A imersão do autor sobre Nuno Álvares Pereira fê-lo compartimentar a vida do Condestável em três nítidas fases, a do Guerreiro, do Senhor Feudal e do Santo. Essas fases são nítidas, plenamente vividas, a revelar unidade de caráter. Na essência essencial, Nuno Álvares Pereira, o Condestável, é um só a viver etapas distintas na existência. Gouveia Monteiro apresenta o herói, dissecando-o, caminhando passo a passo com o Condestável e, à medida em que constrói a narrativa, faz desfilar incontáveis fontes fidedignas que remontam da Idade Média às últimas pesquisas sobre o período em que Nuno Álvares Pereira viveu. O livro poderia ter sido demasiadamente exegético não fosse a presença constante do autor para que dúvidas não pairassem. Nesse sentido, Gouveia Monteiro se faz guia, reportando-se às passagens lidas bem anteriormente. Essa atitude constante corrobora o entendimento, pois desfilam no livro em apreço centenas de personagens, mormente os que viveram entre os séculos XIV e XV. O leitor poderia perder-se, não fosse a ação didática do ilustre acadêmico. Fá-lo sempre com precisão, certo de que se assim não agisse impossibilitaria a retenção por parte do leitor. Essa presença do biógrafo possibilita àquele, inclusive, cotejar documentação e interpretar pesquisas de um período pleno de acontecimentos cruciais da História de Portugal.
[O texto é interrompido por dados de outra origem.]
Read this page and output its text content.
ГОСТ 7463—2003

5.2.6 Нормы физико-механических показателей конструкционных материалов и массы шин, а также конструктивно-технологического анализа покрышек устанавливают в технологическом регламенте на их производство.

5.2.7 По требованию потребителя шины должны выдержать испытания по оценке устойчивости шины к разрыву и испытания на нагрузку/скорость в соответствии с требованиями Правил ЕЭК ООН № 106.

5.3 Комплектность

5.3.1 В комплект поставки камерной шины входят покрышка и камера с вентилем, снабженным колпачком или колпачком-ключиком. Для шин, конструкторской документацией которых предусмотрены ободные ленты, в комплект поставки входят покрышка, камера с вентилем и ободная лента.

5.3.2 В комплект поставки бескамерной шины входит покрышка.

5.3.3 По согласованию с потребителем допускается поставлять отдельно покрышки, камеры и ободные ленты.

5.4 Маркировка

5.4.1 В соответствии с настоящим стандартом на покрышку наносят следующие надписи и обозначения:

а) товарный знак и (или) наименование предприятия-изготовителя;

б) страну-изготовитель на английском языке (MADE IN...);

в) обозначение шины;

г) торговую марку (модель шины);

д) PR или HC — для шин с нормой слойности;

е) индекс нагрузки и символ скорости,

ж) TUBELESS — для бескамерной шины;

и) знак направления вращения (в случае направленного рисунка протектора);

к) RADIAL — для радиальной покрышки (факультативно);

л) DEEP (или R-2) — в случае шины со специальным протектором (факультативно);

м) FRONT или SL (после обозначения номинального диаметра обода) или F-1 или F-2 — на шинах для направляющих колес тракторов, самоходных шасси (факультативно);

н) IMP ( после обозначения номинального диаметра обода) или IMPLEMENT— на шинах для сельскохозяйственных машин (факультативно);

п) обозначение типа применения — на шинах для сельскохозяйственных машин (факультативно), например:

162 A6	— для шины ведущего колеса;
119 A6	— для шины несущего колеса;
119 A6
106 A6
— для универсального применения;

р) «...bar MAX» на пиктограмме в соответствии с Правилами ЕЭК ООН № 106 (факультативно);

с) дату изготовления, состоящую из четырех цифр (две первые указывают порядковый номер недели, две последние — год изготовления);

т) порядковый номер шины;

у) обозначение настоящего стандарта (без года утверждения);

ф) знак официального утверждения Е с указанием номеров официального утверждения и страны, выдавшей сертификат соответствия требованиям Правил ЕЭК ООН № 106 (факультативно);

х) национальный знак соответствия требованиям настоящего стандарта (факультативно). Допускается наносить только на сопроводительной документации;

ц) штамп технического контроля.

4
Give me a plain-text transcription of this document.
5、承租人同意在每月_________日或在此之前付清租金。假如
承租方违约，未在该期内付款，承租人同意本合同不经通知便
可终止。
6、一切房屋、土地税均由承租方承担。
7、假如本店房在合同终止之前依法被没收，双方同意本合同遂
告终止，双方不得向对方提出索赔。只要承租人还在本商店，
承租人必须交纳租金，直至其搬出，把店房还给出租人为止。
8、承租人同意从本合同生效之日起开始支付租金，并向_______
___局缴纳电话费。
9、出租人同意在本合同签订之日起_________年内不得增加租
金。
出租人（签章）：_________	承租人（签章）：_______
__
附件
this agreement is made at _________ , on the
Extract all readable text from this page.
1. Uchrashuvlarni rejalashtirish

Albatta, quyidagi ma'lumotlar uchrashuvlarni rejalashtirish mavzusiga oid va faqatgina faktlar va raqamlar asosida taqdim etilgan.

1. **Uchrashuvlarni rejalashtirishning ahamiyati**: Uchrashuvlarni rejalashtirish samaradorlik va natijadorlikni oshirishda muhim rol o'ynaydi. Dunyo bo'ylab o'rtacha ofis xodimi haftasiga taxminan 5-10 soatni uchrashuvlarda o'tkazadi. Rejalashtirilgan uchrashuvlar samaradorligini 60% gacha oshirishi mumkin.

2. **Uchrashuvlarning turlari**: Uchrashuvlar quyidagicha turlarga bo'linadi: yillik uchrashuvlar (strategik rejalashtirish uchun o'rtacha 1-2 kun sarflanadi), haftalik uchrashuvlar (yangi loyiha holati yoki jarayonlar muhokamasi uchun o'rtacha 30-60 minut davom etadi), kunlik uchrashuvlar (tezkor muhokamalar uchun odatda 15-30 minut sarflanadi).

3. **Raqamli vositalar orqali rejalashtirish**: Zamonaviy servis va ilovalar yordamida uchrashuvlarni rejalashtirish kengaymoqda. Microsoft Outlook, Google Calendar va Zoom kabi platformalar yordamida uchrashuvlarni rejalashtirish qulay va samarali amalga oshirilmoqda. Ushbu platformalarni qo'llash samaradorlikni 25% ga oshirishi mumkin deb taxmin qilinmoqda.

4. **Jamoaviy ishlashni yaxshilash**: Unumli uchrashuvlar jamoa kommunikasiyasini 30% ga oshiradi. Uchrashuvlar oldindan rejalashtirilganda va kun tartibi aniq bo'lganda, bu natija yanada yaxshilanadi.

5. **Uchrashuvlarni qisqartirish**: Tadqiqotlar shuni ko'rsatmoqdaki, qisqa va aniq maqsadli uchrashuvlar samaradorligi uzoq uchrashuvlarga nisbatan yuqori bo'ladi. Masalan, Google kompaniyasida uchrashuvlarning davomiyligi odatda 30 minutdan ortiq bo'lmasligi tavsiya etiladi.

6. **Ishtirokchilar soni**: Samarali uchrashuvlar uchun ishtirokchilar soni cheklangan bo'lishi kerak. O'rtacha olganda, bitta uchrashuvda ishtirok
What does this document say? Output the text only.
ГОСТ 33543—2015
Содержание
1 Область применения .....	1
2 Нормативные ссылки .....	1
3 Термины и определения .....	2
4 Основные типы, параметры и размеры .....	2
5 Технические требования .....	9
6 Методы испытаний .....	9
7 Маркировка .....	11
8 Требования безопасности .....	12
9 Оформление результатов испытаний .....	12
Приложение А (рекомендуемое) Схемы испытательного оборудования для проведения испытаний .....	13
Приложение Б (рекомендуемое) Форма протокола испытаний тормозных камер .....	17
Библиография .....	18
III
Dividido em quatro capítulos distintos - “Como contar esta História?”, “O General Invencível e o seu Exército”, “O Senhor Feudal e o seu Patrimônio” e “Um Eremita da ‘Pobre Vida’ no Mosteiro” -, a obra de Gouveia Monteiro na realidade compreende “três” personagens em atuações harmoniosas, diferenciadas sim, mas prenhes de unicidade.

Em “Como contar essa História”, Gouveia Monteiro, após minuciosa pesquisa, perscruta cronistas dos tempos de Nuno Álvares Pereira e, através dessa documentação, possibilita ao leitor o descortino do período. Interessa-lhe não apenas o seu herói, mas igualmente o entorno, e esse caminho pluralizado revela determinados eventos que poderiam estar à margem, mas que têm importância fulcral. Ficamos sabendo essencialidades dos espaços geográficos e humanos em que o Santo Condestável atuou através dessa literatura de antanho. Gouveia Monteiro se posiciona logo de início e entende a dificuldade de escrever sobre um personagem histórico que viveu há 600 anos. Das remotas narrativas, três, entre outras, servem de “amparo” a todos os recentes trabalhos sobre o herói português: A “Crónica do Condestabre”, redigida pouco após a morte de Nuno Álvares Pereira (desconhece-se o autor), as importantíssimas biografias redigidas por Fernão Lopes (século XV) e a bem mais recente “Chronica dos Carmelitas” do Frei José Pereira de Sant’Anna (anterior ao terremoto de 1755). A partir dessas fontes primárias, o medievalista se debruçaria sobre mais de 5.000 páginas em torno do tema.

A respeito de Fernão Lopes, Gouveia Monteiro pormenoriza segmentos de suas crônicas, fornecendo embasamento às suas próprias deduções.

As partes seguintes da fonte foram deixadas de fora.